Cookson, 04 09 1911 4
4 September 1911
THE CREDIT SYSTEM The Byrnes seemed to be pretty hard up sometimes. They ran in a long score with me." Resuming the old storeman reminiscent it. "Then things got worse and worse and they had no tucker at all. So one day Mrs Byrne came along and said she was ashamed but they had nothing and would I let her have a bag of flour. Well, I knew she had cattle running in the hills, and she said she'd sell some of them and pay me . Of course, a man had to keep sweet with the people there, when they got in on him at all. He had to keep them going if he wanted to get his own back. So I packed the cart with a bag of flour and about 12cwt. of other food, and started off.
"Along the road, about dinner time, I met Mrs Byrne's two sons, Joe and Paddy. They said, "Hello, where are you going with all that stuff?" I answered 'I'm taking this to your mother.' 'What,' said Joe. 'My God, we owe you £45 now?' 'Well,' I said , 'never mind, here's another £20 worth.'
"Joe, he seemed astonished. He thought for a while, and then he said, with a big oath, to his brother, 'Look here, I'm going to pay this man if I have to rob a bank.'
"Two days later the Bank of New South Wales at Jerilderie was stuck up and cleaned out.
"I got paid. Oh, yes. And after that the Byrnes' always paid cash for what they got.
"When they robbed the bank at Jerilderie Joe Byrne sent Aaron Sherritt £100 by another man. But Aaron says he never got it. Joe thought he did through, and there was always trouble between them after that till Byrne went down and shot Sherritt. And when he shot him Byrne firmly believed that Sherritt had got the money. But I know he never did.
"All the Sherritt family were in the Government service. I know, because I had to give them money and stores. I used to pay them all with Government cheques. Of course, they daren't go near the police. I used to do very well out of both parties. Business was good and brisk, for that while.
"There was a time when the police wanted Joe Byrne to turn Queen's evidence against the other fellows. And they let him know about it. But all they got back was, 'No; I'm in it, and I'll stick to it!'
"I used to take stores to that cave where the police were hidden so long. It was a fine hiding place.

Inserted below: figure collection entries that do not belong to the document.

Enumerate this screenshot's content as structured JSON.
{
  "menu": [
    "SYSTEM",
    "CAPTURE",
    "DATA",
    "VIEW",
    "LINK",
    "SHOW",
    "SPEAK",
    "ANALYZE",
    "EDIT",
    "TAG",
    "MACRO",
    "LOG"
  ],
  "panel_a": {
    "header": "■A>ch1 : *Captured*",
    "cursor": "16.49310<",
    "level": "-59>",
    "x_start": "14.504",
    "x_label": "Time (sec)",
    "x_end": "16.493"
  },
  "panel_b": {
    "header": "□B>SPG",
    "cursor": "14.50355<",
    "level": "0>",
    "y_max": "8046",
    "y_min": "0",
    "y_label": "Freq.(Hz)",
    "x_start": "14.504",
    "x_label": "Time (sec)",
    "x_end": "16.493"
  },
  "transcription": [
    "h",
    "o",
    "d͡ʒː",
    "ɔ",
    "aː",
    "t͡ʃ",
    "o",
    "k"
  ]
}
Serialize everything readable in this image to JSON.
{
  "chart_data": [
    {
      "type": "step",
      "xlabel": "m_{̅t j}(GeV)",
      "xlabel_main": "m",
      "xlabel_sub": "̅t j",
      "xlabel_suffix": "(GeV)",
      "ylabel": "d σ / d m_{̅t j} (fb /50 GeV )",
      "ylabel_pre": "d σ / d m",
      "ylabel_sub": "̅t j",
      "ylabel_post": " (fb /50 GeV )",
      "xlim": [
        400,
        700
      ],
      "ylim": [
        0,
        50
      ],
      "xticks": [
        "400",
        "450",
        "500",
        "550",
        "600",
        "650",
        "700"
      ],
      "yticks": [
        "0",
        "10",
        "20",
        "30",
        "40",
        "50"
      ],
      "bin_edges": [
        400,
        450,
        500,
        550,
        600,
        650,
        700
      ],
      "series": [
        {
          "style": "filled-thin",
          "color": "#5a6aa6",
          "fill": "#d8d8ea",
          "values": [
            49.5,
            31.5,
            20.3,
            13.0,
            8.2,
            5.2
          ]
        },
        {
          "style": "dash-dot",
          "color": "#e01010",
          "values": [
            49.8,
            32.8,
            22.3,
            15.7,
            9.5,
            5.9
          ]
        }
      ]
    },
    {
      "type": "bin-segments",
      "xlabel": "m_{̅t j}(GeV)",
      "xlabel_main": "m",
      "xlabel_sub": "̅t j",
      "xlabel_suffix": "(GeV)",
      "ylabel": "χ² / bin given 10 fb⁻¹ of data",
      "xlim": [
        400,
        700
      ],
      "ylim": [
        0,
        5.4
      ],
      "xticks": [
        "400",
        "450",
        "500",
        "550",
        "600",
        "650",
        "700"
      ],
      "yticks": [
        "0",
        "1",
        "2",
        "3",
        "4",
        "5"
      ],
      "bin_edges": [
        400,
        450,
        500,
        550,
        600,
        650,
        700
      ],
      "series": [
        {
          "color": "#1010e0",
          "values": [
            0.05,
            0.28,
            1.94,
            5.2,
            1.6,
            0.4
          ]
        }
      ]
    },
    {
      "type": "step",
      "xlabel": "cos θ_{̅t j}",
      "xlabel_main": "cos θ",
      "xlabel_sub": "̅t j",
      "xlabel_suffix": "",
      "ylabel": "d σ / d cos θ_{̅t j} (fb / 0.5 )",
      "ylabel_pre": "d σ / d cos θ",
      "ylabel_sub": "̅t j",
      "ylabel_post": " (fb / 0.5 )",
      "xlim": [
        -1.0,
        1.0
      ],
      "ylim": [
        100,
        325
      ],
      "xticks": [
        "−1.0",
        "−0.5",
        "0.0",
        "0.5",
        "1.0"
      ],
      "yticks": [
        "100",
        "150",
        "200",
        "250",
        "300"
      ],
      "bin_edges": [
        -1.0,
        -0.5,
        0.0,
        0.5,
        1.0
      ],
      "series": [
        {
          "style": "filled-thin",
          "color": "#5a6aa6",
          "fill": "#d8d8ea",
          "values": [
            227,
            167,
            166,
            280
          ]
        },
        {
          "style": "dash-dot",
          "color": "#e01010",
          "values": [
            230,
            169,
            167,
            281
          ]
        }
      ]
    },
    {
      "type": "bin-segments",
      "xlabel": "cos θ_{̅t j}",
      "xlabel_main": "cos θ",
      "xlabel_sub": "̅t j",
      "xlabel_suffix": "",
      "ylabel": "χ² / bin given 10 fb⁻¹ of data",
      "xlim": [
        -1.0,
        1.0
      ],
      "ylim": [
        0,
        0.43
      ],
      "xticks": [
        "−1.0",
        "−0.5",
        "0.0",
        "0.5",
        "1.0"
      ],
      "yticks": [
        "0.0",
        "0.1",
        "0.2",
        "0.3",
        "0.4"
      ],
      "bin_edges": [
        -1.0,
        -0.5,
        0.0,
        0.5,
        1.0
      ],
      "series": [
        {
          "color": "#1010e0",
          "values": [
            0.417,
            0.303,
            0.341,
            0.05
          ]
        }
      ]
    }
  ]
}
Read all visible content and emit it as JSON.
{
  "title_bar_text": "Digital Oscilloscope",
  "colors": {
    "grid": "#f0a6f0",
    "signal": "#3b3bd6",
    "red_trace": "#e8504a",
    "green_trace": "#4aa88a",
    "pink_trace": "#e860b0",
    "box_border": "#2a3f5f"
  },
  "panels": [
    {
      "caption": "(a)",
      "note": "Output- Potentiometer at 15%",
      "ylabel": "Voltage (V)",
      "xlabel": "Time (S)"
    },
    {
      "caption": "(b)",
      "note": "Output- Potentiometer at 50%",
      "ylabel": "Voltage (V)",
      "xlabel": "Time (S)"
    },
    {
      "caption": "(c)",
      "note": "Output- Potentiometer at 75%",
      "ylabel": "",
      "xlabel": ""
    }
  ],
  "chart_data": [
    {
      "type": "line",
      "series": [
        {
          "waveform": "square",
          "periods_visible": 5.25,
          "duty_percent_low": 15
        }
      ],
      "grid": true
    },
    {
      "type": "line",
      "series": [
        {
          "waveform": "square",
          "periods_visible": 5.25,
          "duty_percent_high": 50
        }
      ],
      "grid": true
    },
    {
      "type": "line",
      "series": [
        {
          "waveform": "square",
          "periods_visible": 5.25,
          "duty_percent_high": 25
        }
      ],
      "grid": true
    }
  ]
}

The police had powerful telescopes that they could watch nearly all the surrounding country with. This cave was close to Mrs Byrne's place. It was full of bottles and tins and things. They were not allowed to light fires and lived fat -and cut it thick. They had plenty of liquor and they had fires when they wanted. It didn't really matter. They were watching Mrs Byrne to see if any of the gang came to see her, or if she went out to communicate with them. The police thought she didn't know they were there. But I know that she did. I know that she knew it all the time. They were surprised that they didn't find out anything. But I wasn't interested in their hopes. I just served them with stores.